In your case since you know only one bit is set, so it's enough to count trailing zeros. This can be done without a hardware instruction very quickly. Check out this answer, that's where the code below comes from (I'm not one to tamper with perfection... sometimes).

unsigned v;  // this is the number with one bit set
unsigned r;  // this becomes the exponent in v == pow(2, r)
static const unsigned MultiplyDeBruijnBitPosition[32] = 
{
  0, 1, 28, 2, 29, 14, 24, 3, 30, 22, 20, 15, 25, 17, 4, 8, 
  31, 27, 13, 23, 21, 19, 16, 7, 26, 12, 18, 6, 11, 5, 10, 9
};
r = MultiplyDeBruijnBitPosition[((unsigned)((v & -v) * 0x077CB531U)) >> 27];

In your case since v only has one bit set, so you don't need to find the lowest bit set; therefore you can skip v & -v. And your version of the code becomes this:

unsigned v;  // this is the number with one bit set
unsigned r;  // this becomes the exponent in v == pow(2, r)
static const unsigned MultiplyDeBruijnBitPosition[32] = 
{
  0, 1, 28, 2, 29, 14, 24, 3, 30, 22, 20, 15, 25, 17, 4, 8, 
  31, 27, 13, 23, 21, 19, 16, 7, 26, 12, 18, 6, 11, 5, 10, 9
};
r = MultiplyDeBruijnBitPosition[(v * 0x077CB531U) >> 27];

See the link for more information, it in turn links to it's source information.

OTHER TIPS

The efficiency of your algorithm is O(log x), whereas Dave's (which performs binary search on powers of two) is O(log log x). So his is asymptotically faster.

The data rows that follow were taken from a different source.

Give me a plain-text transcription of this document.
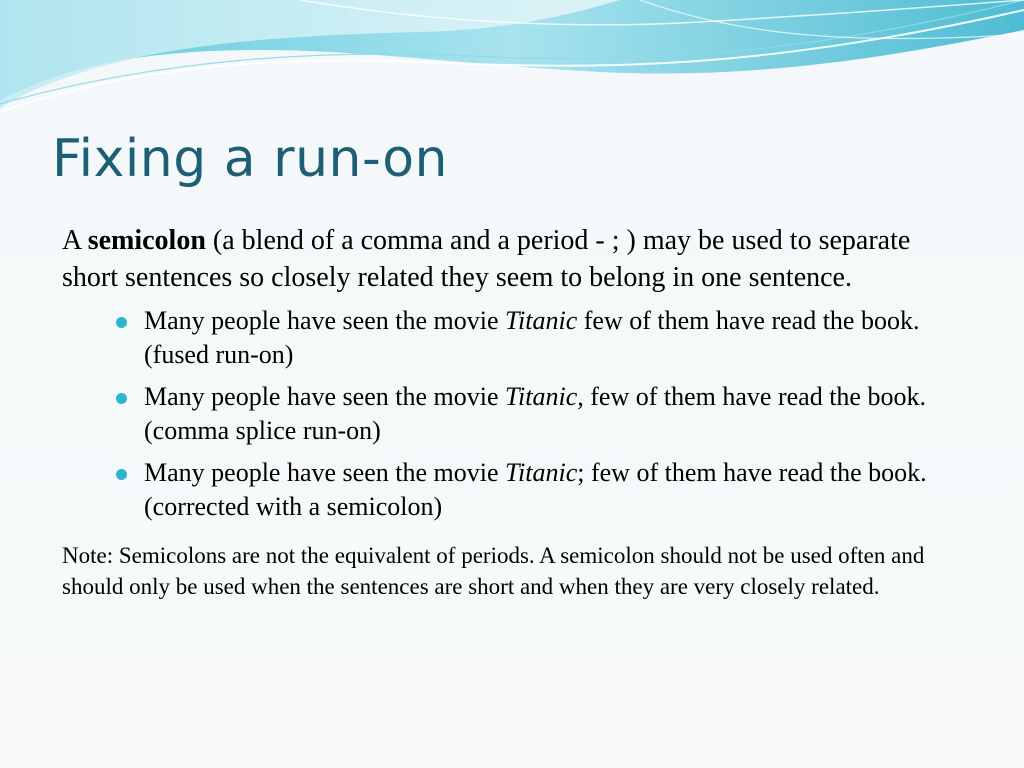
Fixing a run-on

A semicolon (a blend of a comma and a period - ; ) may be used to separate short sentences so closely related they seem to belong in one sentence.

Many people have seen the movie Titanic few of them have read the book. (fused run-on)
Many people have seen the movie Titanic, few of them have read the book. (comma splice run-on)
Many people have seen the movie Titanic; few of them have read the book. (corrected with a semicolon)

Note: Semicolons are not the equivalent of periods. A semicolon should not be used often and should only be used when the sentences are short and when they are very closely related.
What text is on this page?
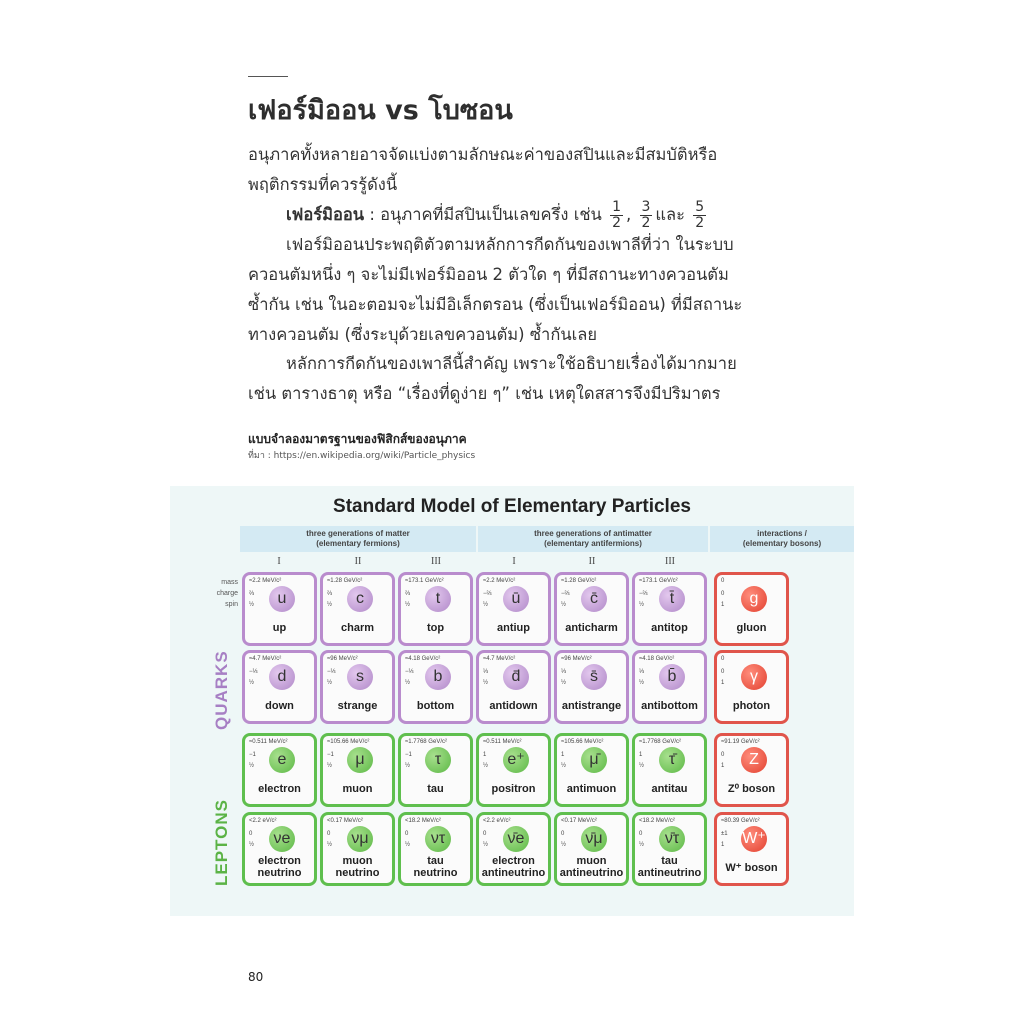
เฟอร์มิออน vs โบซอน
อนุภาคทั้งหลายอาจจัดแบ่งตามลักษณะค่าของสปินและมีสมบัติหรือ
พฤติกรรมที่ควรรู้ดังนี้
เฟอร์มิออน : อนุภาคที่มีสปินเป็นเลขครึ่ง เช่น $\frac{1}{2}$ , $\frac{3}{2}$ และ $\frac{5}{2}$
เฟอร์มิออนประพฤติตัวตามหลักการกีดกันของเพาลีที่ว่า ในระบบ
ควอนตัมหนึ่ง ๆ จะไม่มีเฟอร์มิออน 2 ตัวใด ๆ ที่มีสถานะทางควอนตัม
ซ้ำกัน เช่น ในอะตอมจะไม่มีอิเล็กตรอน (ซึ่งเป็นเฟอร์มิออน) ที่มีสถานะ
ทางควอนตัม (ซึ่งระบุด้วยเลขควอนตัม) ซ้ำกันเลย
หลักการกีดกันของเพาลีนี้สำคัญ เพราะใช้อธิบายเรื่องได้มากมาย
เช่น ตารางธาตุ หรือ “เรื่องที่ดูง่าย ๆ” เช่น เหตุใดสสารจึงมีปริมาตร
แบบจำลองมาตรฐานของฟิสิกส์ของอนุภาค
ที่มา : https://en.wikipedia.org/wiki/Particle_physics
Standard Model of Elementary Particles
three generations of matter
(elementary fermions)
three generations of antimatter
(elementary antifermions)
interactions /
(elementary bosons)
I	II	III	I	II	III
mass
charge
spin
QUARKS
LEPTONS
≈2.2 MeV/c²
⅔
½	u
up
≈1.28 GeV/c²
⅔
½	c
charm
≈173.1 GeV/c²
⅔
½	t
top
≈2.2 MeV/c²
−⅔
½	ū
antiup
≈1.28 GeV/c²
−⅔
½	c̄
anticharm
≈173.1 GeV/c²
−⅔
½	t̄
antitop
0
0
1	g
gluon
≈4.7 MeV/c²
−⅓
½	d
down
≈96 MeV/c²
−⅓
½	s
strange
≈4.18 GeV/c²
−⅓
½	b
bottom
≈4.7 MeV/c²
⅓
½	d̄
antidown
≈96 MeV/c²
⅓
½	s̄
antistrange
≈4.18 GeV/c²
⅓
½	b̄
antibottom
0
0
1	γ
photon
≈0.511 MeV/c²
−1
½	e
electron
≈105.66 MeV/c²
−1
½	μ
muon
≈1.7768 GeV/c²
−1
½	τ
tau
≈0.511 MeV/c²
1
½ e⁺
positron
≈105.66 MeV/c²
1
½	μ̄
antimuon
≈1.7768 GeV/c²
1
½	τ̄
antitau
≈91.19 GeV/c²
0
1	Z
Z⁰ boson
<2.2 eV/c²
0
½ νe
electron
neutrino
<0.17 MeV/c²
0
½ νμ
muon
neutrino
<18.2 MeV/c²
0
½	ντ
tau
neutrino
<2.2 eV/c²
0
½ ν̄e
electron
antineutrino
<0.17 MeV/c²
0
½ ν̄μ
muon
antineutrino
<18.2 MeV/c²
0
½	ν̄τ
tau
antineutrino
≈80.39 GeV/c²
±1
1 W⁺
W⁺ boson
80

The fastest approach, of course, is to use the BSF instruction.

Apart from ways previously said by others, such as BSF or CLZ instructions which strictly depend on the underlying ISA, there are some other ways such as:

http://graphics.stanford.edu/~seander/bithacks.html#IntegerLogObvious

in fact here you could find a lot of 'bit twiddling hacks' there.

As a side-note, you should consider renaming function get_power_of_two to get_log_two.

If you are calling this function very often, then you can initialize a relatively small look-up table.

Using this table, you can check every input number, byte by byte, as follows:

#include <limits.h>

static unsigned int table[1<<CHAR_BIT];

void init_table() // should be called once
{
    for (unsigned int n=0; n<CHAR_BIT; n++)
        table[1<<n] = n;
}

unsigned int get_log_two(unsigned int x)
{
    for (unsigned int n=0; x>0; n+=CHAR_BIT, x>>=CHAR_BIT)
    {
        unsigned int y = x & ((1<<CHAR_BIT)-1);
        if (y > 0)
            return n+table[y];
    }
    return ~0; // will never be reached during runtime
}

This is not necessarily the most efficient method in terms of "pure academic complexity", as function get_log_two does not perform a binary-search.

Nevertheless, considering the relatively small value of sizeof(unsigned int) on any platform (usually 4), it will pretty much yield the same performance for average as well as worst-case scenarios.

Here is a funny idea...

If you know there is only 1 bit set, then why not use a switch?

unsigned int get_log_two(unsigned int x)
{
        switch(x)
        {
            case 1<<0: return 0;
            case 1<<1: return 1;
            case 1<<2: return 2;
            case 1<<3: return 3;
            case 1<<4: return 4;
            case 1<<5: return 5;
            case 1<<6: return 6;
            case 1<<7: return 7;
            case 1<<8: return 8;
            case 1<<9: return 9;
            case 1<<10: return 10;
            case 1<<11: return 11;
            case 1<<12: return 12;
            case 1<<13: return 13;
            case 1<<14: return 14;
            case 1<<15: return 15;
        }
        return 0;
}

Extend this to 31, and you'll have a good function. This should be fast; but will only work if there is only one bit set.